The pain and grief of child-headed homes make me to shed tears every time I move in my community to visit vulnerable children in their homes. I surely can not control my tears many times on seeing the poor, malnourished, dirty and crying children with no care… no food… no hope. I felt a great burden and grief, so I began an Early Child Development school in my home called Happy Kids Academy. Now so far we have 35 kids, most of them between ages 3 to 7 years old, in my home. They are all orphans infected and affected by HIV/AIDS impact in the community. Under our project, “Go Fishnet”, we offer these children free education, free school uniforms, and three meals each day.

In poorer areas within our remote communities women start having sex much earlier. They do not have good education. Most of them decide to exchange sex with money. Usually such women are doing fish mongering along Lake Victoria beaches and are extremely affected by HIV/AIDS due to unsafe sex with the fishermen. This results in huge death casualties and grief at the beach slums. I have a ministry to such ladies as God gave me a huge heart to reach them for Christ with our counseling program. Our project offers these women a rehabilitation program after counseling, whereby we engage them in basket making, or saloon and kiosk running, so they don’t have to exchange sex for money. This program rescues women from getting into early marriage, from dropping out of school, and from an early sex life – all things that cause women here to live with a lot of risk and grief. As you can now see, most of my ministry or programs involve caring and loving the grieving people.

Q: Why have you decided to join us in the September class? How do you hope our training will contribute to your future work?

A: The reason why I decided to join the 2016 September class at the Creative Grief Studio is because of how this class is perfectly matching my program of working with people with grief in Kenya. I love the way Cath and Kara have welcomed me into this class, and this has greatly convinced me that here is where I belong.

I also want to spread the great news of Creative Grief studies and challenge my fellow Sub-Saharan Africans to join and study too.

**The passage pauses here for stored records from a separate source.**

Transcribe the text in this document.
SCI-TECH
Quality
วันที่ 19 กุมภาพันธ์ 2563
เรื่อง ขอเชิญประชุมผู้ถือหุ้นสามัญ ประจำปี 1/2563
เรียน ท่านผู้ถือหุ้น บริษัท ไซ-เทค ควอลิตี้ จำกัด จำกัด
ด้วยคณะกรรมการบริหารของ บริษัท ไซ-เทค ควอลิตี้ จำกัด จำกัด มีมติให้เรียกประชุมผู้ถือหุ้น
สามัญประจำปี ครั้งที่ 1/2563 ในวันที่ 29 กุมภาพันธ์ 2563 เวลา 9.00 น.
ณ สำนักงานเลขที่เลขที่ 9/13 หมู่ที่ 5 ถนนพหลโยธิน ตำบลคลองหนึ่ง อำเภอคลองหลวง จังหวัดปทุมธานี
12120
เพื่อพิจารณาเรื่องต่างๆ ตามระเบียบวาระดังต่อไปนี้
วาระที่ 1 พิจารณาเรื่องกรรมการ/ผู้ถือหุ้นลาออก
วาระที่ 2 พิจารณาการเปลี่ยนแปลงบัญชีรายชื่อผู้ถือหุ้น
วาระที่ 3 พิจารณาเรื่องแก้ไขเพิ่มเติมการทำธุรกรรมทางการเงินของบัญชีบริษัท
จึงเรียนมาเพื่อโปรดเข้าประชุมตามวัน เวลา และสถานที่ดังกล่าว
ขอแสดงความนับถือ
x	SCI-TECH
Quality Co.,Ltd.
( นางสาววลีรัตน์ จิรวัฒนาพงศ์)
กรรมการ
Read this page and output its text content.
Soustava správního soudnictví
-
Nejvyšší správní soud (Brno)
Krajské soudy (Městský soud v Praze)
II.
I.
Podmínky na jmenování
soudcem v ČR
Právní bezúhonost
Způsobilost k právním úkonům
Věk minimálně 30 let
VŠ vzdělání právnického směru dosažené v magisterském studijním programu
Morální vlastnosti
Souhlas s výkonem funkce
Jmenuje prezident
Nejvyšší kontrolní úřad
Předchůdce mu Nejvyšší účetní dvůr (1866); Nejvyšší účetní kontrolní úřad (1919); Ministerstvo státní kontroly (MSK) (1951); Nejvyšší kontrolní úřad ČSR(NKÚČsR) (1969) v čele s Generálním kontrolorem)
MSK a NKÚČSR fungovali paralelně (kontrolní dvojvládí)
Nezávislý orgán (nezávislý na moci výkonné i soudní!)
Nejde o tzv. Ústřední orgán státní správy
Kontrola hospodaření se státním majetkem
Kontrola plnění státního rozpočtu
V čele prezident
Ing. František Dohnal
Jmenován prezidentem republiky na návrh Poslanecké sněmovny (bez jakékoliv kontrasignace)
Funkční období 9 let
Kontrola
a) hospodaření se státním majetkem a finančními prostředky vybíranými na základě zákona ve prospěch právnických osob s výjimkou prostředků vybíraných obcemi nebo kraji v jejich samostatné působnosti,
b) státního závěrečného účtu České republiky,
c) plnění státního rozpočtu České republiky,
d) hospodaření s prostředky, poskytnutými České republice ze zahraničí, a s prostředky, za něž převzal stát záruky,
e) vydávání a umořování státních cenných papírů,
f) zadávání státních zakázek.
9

Kenya needs this kind of program in reaching the hurting and grieving souls. Kenya has uncountable losses and someone has to get the training to help them come out of it… here I am!!

I will bring to the class a rich and great African taste of community life and its challenges and griefs. And I am sure we shall exchange ideas, skills and great knowledge in class through discussions, collaboration and networking!


Thank you again for inspiring us, Gordon. We’re excited to see how your work develops and deepens in time to come. No doubt we’ll all continue to learn a lot from each other!